Office of the Attorney General
Attorney General Conway Files Suit against Third For-profit School

Press Release Date:  Tuesday, September 27, 2011  
Revision Date:  Tuesday, August 20, 2013 
Contact Information:  Shelley Catharine Johnson
Deputy Communications Director
502-696-5659 (office)

Attorney General Jack Conway today announced that his office has filed a consumer protection lawsuit against National College of Kentucky, Inc. over allegations that the for-profit school misrepresented job placement numbers. This marks the third lawsuit General Conway has filed as part of his ongoing investigation of the for-profit college industry. National College operates six Kentucky campuses in Lexington, Louisville, Florence, Pikeville, Richmond and Danville.

The three-count complaint filed in Fayette Circuit Court alleges that National College violated the Kentucky Consumer Protection Act by making false, misleading and deceptive disclosures regarding the rate at which its students were able to obtain employment in their field of study.

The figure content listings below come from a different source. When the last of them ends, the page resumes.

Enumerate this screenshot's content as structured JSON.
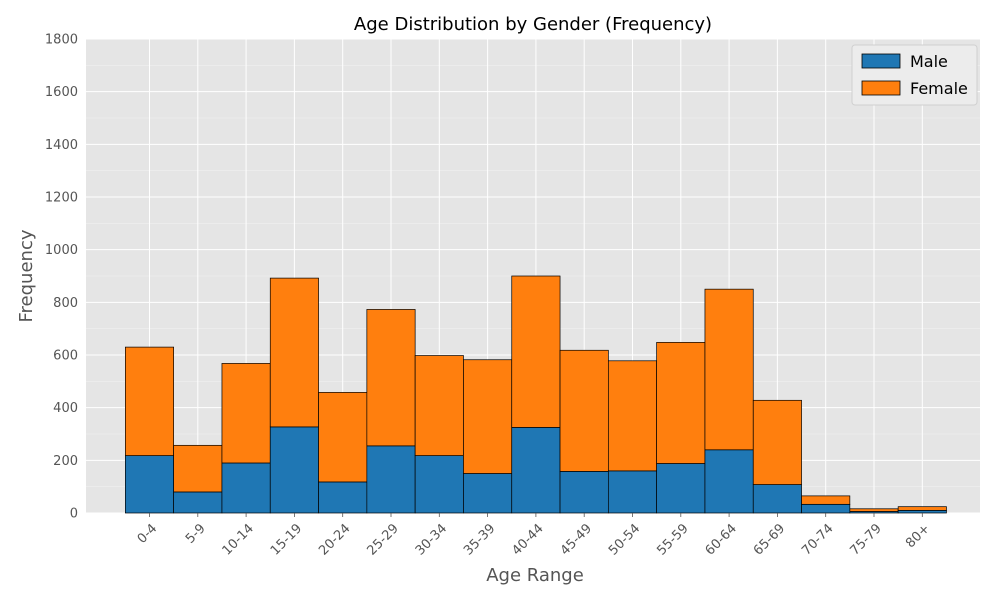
{
  "chart_data": {
    "type": "bar",
    "stacked": true,
    "title": "Age Distribution by Gender (Frequency)",
    "xlabel": "Age Range",
    "ylabel": "Frequency",
    "ylim": [
      0,
      1800
    ],
    "yticks": [
      0,
      200,
      400,
      600,
      800,
      1000,
      1200,
      1400,
      1600,
      1800
    ],
    "grid": true,
    "legend_position": "top-right",
    "categories": [
      "0-4",
      "5-9",
      "10-14",
      "15-19",
      "20-24",
      "25-29",
      "30-34",
      "35-39",
      "40-44",
      "45-49",
      "50-54",
      "55-59",
      "60-64",
      "65-69",
      "70-74",
      "75-79",
      "80+"
    ],
    "series": [
      {
        "name": "Male",
        "color": "#1f77b4",
        "values": [
          218,
          80,
          190,
          327,
          118,
          255,
          218,
          150,
          325,
          158,
          160,
          188,
          240,
          108,
          33,
          6,
          10
        ]
      },
      {
        "name": "Female",
        "color": "#ff7f0e",
        "values": [
          412,
          177,
          378,
          565,
          340,
          518,
          380,
          432,
          575,
          460,
          418,
          460,
          610,
          320,
          32,
          10,
          14
        ]
      }
    ]
  }
}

"This type of deception must stop," General Conway said. "National College is putting its bottom line before the hopes and dreams of students who are trying to better their lives. The reality is that more and more students are leaving for-profit schools with high debt loads and without the high-paying jobs they were promised."

The Attorney General's complaint details that since at least 2008, National College has publicly represented that students achieve "success" in obtaining employment at rates that are significantly higher than the job placement rates National actually reports to its accreditor, the Accrediting Council for Independent Colleges and Schools (ACICS). For example, the complaint alleges that during or before 2008 and continuing through at least December of 2010 (when the Attorney General issued National a subpoena and civil investigative demand) National represented on its website certain "successful employment" figures for graduates of its Lexington, Louisville, Pikeville and Richmond campuses. Those numbers on the website are significantly higher than the job placement numbers National was reporting to ACICS, to whom it reported the following numbers for the years 2008-2010:

National's Webpage
December 2010 and earlier
Lexington — 94%
Louisville — 96%
Pikeville — 84%
Richmond — 91%

Sometime between December 15, 2010 and March 2011, after the Attorney General's investigation began, the complaint alleges that National changed its webpage- lowering the numbers for "successful" employment and added a disclaimer for the first time that the numbers represent graduates "who are employed in any field."

Webpage March 2011:

  • Lexington — 91%
  • Louisville — 81%
  • Pikeville — 78%
  • Richmond — 87%
  • Florence — 83%
  • Danville — 84%

The complaint further alleges that the website's current representations concerning "successful" placements are still unfair, false, misleading and deceptive because the disclaimer is not plain and does not undo the false impression that the numbers represent employment in the careers studied.

The Attorney General's complaint seeks an order enjoining National from violating the law, civil penalties of $2,000 per violation and recovery of investigative costs and attorneys fees.

The lawsuit follows efforts by National College to block the Attorney General's investigation. National filed a lawsuit in Franklin Circuit Court in January of 2011 claiming that the investigation by the Office of the Attorney General was not supported by sufficient evidence of wrongdoing. Circuit Judge Philip Shepherd ruled in the Attorney General's favor finding it is "in the public interest that an investigation should be made to ascertain whether [the plaintiff] in fact has engaged in, is engaging in or is about to engage in, any act or practice declared to be unlawful by KRS 367.110 to 367.300." National College has appealed that ruling to the Kentucky Court of Appeals, where the matter is pending.

Combating Abuse in the For-Profit College Industry

Attorney General Conway continues to lead a national bipartisan effort to examine potential abuses in the for-profit college industry. There are currently 22 states involved in the working group.

As part of this effort, General Conway filed suit in July against Daymar College over allegations that the for-profit college violated Kentucky's Consumer Protection Act by engaging in a sophisticated practice of deceiving and misleading students about their textbooks and financial aid so students were forced into purchasing higher-priced books and supplies from Daymar.

In August, General Conway's office filed a motion to intervene in a whistle-blower suit against Education Management Corporation (EDMC), the parent company of Brown Mackie College, over allegations that the company illegally paid recruiters based on the number of students they enrolled in EDMC programs.

Attorney General Conway also has active investigations examining the activities of five other proprietary colleges operating in Kentucky. Those investigations are ongoing.